A conserved RNA structure ( thi box) is involved in regulation of thiamin biosynthetic gene expression in bacteria

Abstract
The thiCOGE genes of Rhizobium etli code for enzymes involved in thiamin biosynthesis. These genes are transcribed with a 211-base untranslated leader that contains the thi box, a 38-base sequence highly conserved in the 5′ regions of thiamin biosynthetic and transport genes of Gram-positive and Gram-negative organisms. A deletion analysis of thiC-lacZ fusions revealed an unexpected relationship between the degree of repression shown by the deleted derivatives and the length of the thiC sequences present in the transcript.
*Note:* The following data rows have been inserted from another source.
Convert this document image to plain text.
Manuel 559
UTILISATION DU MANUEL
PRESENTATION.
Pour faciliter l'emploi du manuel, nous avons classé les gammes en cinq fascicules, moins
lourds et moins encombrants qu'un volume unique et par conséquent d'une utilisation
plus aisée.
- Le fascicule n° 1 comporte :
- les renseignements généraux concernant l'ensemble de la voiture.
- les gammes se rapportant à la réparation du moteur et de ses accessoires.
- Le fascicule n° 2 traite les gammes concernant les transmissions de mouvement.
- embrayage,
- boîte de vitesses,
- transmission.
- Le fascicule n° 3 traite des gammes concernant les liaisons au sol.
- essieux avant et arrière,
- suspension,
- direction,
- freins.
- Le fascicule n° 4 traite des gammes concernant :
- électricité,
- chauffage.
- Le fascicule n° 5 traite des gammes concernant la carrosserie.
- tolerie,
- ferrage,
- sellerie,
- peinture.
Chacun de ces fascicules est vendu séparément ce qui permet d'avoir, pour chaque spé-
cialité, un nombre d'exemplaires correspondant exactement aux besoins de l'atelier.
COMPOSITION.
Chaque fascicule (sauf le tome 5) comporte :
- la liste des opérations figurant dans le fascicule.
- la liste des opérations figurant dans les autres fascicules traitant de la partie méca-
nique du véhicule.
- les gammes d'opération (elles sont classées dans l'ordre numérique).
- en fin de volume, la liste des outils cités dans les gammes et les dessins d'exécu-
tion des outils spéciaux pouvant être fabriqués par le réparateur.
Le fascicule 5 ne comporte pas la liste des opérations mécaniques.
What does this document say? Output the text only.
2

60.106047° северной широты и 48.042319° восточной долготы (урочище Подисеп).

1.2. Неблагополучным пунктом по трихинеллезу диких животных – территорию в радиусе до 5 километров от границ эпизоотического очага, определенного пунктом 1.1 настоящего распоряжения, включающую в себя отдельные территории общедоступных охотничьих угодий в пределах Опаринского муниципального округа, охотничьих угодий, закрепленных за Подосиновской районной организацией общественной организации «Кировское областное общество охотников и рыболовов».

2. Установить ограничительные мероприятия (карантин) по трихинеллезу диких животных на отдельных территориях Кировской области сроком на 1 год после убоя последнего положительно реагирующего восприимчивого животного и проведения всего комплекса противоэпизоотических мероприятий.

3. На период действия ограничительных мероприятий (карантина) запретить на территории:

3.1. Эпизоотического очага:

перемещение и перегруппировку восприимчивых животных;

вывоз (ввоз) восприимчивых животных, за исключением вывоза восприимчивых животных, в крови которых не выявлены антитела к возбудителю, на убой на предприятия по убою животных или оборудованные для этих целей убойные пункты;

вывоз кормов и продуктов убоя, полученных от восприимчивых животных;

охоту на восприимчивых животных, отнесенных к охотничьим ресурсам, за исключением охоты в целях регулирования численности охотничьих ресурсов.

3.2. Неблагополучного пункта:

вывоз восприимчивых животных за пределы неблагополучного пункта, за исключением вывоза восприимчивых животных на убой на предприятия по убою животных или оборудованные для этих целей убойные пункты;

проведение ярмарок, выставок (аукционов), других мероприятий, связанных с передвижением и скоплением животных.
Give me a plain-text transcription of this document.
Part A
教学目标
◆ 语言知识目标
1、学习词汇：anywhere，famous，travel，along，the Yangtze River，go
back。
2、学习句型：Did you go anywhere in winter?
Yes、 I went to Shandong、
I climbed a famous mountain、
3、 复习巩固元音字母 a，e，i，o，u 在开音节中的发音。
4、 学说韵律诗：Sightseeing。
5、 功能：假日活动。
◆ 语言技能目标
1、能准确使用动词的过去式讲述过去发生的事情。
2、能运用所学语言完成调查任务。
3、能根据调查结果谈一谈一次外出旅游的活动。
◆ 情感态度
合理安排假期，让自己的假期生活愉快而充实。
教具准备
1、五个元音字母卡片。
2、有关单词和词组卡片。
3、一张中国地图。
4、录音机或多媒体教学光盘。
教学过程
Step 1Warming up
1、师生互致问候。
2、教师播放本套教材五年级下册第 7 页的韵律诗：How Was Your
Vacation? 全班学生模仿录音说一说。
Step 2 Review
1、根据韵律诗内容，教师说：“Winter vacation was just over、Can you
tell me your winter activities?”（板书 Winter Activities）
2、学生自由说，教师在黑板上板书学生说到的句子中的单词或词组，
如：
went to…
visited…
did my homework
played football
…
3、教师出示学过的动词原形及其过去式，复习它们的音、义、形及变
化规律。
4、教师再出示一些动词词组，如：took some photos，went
Three regions were found to be important for regulation: (i) the thi box sequence, which is absolutely necessary for high-level expression of thiC; (ii) the region immediately upstream to the translation start codon of thiC, which can be folded into a stem-loop structure that would mask the Shine-Dalgarno sequence; and (iii) the proximal part of the coding region of thiC, which was shown to contain a putative Rho-independent terminator. A comparative phylogenetic analysis revealed a possible folding of the thi box sequence into a hairpin structure composed of a hairpin loop, two helixes, and an interior loop. Our results show that thiamin regulation of gene expression involves a complex posttranscriptional mechanism and that the thi box RNA structure is indispensable for thiCOGE expression.